Last of all, my performance as IRIC, or Infinite Reggae in Infinite Combinations, performing my cover of Joanna Newsom’s classic, “Bridges and Balloons”.
Some tech notes: There were a lot of steps involved in creating this video and the resulting performance. First of all, the background music. This was created wholly in Ableton Live 7. I first imported Ms. Newsom’s performance into Live. Fortunately I had already beat mapped it a long time ago for some other aborted project. I lowered the pitch to my desired key. Then, using Ableton’s notorious ability to turn wankery into art, I jammed over the basic performance on guitar, bass, piano, and drums. My limited musicianship for each of these instruments was negated by Ableton’s ability to rapidly isolate the ten seconds from each run-through which sounded really good and re-combine them, “Live” as it were, in “Infinite Combinations” as it were. Ableton’s the best for a lazy musician such as myself. Thirty hours of tweaking and arranging later, I had the musical backing for the video.
Next up, the video itself. Basically, the bulk of work for the video was done in Adobe Premiere. Throughout the editing together of these videos, I have had a lot of trouble with Premiere. Notably, it hates Xvid-encoded AVIs, which most of my content was stored in. Thankfully, there is an amazing plugin for Premiere which allows AVISynth to act as a frameserver into Premiere. If you are having trouble getting Premiere to handle any kind of AVI content, I highly recommend it: Premiere avisynth import filter.

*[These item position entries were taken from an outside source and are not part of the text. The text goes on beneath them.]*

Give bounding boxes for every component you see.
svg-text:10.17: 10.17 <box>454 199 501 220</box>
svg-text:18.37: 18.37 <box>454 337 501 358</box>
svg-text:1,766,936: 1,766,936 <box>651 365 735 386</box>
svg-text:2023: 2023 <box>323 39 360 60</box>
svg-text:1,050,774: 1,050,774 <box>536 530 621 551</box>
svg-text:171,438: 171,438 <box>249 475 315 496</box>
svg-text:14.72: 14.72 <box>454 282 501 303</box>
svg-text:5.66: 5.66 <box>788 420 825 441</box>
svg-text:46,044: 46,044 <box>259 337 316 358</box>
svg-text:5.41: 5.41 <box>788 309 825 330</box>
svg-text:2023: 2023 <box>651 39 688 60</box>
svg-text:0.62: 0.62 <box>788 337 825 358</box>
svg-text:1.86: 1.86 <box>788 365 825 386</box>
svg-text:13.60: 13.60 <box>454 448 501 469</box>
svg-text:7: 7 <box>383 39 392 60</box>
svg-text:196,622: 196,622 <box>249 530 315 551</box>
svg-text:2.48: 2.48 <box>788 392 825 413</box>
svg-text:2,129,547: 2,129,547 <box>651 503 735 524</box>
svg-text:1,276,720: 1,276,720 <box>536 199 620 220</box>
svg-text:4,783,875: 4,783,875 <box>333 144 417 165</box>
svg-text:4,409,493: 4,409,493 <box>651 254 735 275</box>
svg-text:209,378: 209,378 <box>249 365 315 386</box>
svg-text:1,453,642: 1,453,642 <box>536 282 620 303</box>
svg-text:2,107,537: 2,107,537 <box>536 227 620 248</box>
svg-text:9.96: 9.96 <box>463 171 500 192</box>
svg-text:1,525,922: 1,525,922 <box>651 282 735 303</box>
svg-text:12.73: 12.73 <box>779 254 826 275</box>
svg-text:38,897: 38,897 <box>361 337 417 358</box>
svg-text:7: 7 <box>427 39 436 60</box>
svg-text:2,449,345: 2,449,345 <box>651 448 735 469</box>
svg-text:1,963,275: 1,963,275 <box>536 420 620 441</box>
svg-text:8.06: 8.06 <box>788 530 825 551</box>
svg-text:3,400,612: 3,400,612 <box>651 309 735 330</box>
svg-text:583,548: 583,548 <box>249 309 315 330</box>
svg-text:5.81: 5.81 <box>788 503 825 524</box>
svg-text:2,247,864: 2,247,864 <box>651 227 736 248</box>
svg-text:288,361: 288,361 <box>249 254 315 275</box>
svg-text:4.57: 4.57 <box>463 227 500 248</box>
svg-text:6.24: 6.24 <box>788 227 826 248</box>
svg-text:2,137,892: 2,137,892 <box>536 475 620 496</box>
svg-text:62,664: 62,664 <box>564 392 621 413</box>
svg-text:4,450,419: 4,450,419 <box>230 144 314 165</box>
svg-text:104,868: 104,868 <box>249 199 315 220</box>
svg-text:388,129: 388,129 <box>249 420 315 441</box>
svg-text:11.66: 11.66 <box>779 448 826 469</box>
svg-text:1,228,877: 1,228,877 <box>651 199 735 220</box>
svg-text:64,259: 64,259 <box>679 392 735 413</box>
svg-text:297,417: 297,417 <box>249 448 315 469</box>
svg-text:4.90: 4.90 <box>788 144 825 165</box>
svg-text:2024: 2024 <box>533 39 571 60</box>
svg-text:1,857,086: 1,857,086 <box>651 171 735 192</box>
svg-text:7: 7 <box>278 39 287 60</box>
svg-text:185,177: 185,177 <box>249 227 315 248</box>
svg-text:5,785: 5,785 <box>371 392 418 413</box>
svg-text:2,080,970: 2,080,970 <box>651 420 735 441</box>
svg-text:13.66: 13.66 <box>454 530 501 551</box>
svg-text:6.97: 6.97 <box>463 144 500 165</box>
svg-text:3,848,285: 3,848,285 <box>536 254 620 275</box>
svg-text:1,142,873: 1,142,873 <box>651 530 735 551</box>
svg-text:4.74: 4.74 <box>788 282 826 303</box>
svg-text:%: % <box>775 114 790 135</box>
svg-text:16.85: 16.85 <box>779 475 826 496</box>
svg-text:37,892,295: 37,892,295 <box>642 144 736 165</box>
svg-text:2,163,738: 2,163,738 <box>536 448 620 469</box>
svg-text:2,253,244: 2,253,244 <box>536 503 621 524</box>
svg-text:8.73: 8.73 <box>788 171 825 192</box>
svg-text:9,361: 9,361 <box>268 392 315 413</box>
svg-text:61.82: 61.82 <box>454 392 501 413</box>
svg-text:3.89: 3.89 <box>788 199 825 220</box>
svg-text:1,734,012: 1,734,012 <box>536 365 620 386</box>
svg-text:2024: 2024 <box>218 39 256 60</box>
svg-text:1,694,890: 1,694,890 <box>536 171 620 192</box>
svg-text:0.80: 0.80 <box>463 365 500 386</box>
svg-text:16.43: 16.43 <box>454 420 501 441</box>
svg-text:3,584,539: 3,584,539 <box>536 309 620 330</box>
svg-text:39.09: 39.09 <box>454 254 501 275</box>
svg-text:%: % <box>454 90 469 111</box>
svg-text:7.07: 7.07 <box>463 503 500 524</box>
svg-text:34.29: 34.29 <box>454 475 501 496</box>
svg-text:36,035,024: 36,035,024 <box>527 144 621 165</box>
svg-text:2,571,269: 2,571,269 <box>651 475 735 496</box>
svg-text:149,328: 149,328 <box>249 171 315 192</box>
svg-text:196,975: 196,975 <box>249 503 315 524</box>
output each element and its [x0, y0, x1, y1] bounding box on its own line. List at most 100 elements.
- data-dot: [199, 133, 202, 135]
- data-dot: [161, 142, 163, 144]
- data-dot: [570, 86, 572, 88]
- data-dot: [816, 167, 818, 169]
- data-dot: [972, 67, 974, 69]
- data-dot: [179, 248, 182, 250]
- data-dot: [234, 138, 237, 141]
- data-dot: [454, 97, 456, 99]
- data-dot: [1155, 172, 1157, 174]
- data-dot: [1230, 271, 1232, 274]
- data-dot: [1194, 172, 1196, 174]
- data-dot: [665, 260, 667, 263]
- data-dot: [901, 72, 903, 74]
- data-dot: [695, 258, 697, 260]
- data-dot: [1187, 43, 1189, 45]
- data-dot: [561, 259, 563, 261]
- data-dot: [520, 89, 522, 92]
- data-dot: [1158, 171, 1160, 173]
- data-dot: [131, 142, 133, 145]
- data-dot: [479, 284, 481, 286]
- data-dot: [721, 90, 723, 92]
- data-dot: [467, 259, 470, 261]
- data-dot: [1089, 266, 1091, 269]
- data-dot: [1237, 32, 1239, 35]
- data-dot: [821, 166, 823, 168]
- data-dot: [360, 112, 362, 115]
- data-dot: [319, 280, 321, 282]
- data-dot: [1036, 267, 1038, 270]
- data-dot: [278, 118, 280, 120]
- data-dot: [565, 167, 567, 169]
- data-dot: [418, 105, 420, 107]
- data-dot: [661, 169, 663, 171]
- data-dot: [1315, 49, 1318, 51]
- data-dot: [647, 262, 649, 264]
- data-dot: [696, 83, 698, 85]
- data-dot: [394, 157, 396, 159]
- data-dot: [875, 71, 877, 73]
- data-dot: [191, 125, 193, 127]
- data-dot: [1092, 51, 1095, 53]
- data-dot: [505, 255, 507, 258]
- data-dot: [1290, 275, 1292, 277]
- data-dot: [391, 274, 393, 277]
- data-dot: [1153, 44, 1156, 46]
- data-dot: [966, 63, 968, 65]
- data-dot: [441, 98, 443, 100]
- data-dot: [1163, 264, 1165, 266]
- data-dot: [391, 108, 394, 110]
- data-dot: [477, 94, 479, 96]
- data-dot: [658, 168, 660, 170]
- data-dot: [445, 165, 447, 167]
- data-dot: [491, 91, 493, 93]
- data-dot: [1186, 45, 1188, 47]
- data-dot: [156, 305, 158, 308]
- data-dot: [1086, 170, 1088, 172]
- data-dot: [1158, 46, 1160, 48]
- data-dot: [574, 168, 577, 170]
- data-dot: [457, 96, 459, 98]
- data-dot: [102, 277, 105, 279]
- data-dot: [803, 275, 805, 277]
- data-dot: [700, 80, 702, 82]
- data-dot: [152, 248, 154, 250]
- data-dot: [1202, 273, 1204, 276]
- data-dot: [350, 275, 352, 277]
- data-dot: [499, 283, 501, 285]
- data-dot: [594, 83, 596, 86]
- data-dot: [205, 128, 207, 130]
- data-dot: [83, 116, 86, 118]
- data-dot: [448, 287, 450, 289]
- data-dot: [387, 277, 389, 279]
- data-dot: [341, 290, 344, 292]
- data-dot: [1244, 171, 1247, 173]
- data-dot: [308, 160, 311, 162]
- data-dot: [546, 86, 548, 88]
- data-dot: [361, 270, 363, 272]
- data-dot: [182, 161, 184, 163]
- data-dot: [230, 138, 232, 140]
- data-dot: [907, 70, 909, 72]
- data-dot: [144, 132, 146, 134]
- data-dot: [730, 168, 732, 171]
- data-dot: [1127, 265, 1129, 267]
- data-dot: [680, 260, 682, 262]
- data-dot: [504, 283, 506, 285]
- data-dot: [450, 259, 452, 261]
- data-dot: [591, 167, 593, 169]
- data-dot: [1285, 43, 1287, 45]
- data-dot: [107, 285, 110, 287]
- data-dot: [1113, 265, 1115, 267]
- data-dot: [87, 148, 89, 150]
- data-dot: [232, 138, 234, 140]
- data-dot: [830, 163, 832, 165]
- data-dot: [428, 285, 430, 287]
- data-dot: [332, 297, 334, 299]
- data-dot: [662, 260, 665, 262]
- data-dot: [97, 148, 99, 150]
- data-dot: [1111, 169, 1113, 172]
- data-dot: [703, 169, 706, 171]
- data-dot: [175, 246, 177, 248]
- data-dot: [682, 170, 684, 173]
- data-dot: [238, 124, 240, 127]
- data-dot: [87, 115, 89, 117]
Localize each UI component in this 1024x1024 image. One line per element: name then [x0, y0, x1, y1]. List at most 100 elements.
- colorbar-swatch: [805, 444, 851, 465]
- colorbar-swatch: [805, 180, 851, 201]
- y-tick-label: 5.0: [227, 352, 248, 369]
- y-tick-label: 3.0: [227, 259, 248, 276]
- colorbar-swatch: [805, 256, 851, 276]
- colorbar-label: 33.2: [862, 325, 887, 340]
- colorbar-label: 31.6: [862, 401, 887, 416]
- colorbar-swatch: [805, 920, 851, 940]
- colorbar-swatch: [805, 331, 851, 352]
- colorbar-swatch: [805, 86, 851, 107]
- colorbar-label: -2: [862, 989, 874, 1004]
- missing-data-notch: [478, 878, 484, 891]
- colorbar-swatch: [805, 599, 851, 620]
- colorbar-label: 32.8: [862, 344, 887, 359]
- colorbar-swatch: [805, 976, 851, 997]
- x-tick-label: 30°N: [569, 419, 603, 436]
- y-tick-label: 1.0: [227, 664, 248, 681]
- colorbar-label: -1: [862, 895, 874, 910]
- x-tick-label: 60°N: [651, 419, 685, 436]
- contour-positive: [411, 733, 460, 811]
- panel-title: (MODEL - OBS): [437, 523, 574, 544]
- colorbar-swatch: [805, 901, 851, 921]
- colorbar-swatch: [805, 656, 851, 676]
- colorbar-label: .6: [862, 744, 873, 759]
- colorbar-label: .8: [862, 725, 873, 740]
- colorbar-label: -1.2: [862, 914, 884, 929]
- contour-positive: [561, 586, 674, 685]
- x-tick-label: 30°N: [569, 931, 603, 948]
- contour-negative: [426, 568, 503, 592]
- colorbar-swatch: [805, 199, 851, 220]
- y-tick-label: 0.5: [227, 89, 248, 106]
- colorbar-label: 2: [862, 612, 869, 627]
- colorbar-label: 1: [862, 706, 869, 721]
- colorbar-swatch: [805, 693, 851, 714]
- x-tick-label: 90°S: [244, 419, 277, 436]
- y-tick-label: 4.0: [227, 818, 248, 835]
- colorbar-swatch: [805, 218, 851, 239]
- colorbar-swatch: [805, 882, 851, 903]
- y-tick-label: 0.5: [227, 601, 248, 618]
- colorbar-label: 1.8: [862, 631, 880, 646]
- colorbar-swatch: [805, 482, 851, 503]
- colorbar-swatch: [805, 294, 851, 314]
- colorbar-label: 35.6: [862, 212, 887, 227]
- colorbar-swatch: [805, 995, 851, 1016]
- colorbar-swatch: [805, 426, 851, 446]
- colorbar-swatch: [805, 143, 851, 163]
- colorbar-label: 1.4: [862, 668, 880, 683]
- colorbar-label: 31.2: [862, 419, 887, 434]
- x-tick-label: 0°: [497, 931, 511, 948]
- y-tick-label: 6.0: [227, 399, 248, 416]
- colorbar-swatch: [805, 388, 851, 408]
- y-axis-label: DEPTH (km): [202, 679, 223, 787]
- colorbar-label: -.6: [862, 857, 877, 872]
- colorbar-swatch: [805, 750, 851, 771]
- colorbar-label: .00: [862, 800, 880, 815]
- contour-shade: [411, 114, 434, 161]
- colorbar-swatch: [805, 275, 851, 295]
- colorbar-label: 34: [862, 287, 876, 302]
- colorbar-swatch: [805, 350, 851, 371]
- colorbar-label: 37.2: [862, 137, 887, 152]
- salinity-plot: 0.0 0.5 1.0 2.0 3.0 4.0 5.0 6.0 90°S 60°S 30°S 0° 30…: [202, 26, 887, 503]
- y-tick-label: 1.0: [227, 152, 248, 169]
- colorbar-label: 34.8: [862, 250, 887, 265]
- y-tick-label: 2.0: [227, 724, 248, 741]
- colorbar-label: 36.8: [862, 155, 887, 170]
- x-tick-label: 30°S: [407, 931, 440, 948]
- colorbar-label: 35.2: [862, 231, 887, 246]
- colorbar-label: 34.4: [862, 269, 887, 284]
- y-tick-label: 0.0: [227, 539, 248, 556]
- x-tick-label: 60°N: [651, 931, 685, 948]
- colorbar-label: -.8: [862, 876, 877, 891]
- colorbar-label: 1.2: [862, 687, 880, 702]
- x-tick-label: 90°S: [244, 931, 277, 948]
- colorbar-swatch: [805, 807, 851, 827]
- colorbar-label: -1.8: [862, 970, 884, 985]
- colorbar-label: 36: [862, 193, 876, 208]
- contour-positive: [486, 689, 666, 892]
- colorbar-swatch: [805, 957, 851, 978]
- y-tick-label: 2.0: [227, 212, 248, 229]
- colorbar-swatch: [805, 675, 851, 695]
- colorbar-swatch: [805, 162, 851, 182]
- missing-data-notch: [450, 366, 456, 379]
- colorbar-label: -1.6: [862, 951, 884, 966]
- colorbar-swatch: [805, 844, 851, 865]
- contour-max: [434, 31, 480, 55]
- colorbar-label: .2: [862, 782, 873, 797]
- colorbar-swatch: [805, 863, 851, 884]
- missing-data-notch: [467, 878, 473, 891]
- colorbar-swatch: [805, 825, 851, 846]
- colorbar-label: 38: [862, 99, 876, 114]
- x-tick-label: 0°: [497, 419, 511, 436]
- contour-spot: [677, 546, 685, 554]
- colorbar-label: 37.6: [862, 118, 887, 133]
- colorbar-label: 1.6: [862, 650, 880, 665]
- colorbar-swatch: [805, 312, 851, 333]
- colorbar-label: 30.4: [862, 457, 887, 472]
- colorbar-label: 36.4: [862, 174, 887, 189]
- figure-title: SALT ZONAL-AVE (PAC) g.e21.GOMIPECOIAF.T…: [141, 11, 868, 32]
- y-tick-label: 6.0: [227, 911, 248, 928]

Finally, I had to create the Karaoke part. For this, I used Karaoke Builder Studio, which I think is what the pros use. The output looked just right. I had never made Karaoke before, so this was a treat. This program is old and weird. It’s designed to make traditional CD+G Karaoke CDs. During my youthful Karaoke obsession, I had always assumed that the glitchy-ness of Karaoke discs was due to scratches on the physical medium. Not so! The program creates glitchy output, wonderfully so – look for the screen artifacts in the videos shown here.
Once I had created my base track, I downloaded a CD+G DirectShow filter (I think this one). Then, I created an AVISynth file which referenced the resulting CD+G file and loaded it using DirectShowSource. It was harder than this, there was an extra step and my memory is a little blurry of that week… getting the CD+G file to load into AVISynth was tricky. Doom9 had a guide on how to do it, though, worked like a charm after I finally read it through VERY CAREFULLY. “Filter Graphs?” I dunno. Oh wait, I found it. I hope to recreate this step and post a tutorial in the future. Anyway, once I had it loading in AVISynth, all I had to do was load it into After Effects using the AVISynth/Premiere plugin mentioned above, add in the scrolling IRIC graphics and song title (I admit I created them in Photoshop at low-rez and used After Effects to make it look crappy and genuine rather than doing it in the Karaoke editor proper) render the whole thing to an AVI, import that AVI into Premiere, key out the background color provided by the Karaoke software, and overlay the whole mess over the video I had edited together. Cake, right?
At any rate, I hope you all enjoy it. And I hope to make more of these. Now, at least, I know how. I have included below the original video in case you ever want to perform this song in the privacy of your own home.
Thanks to everyone for their kind words about this performance. It was scary but fun.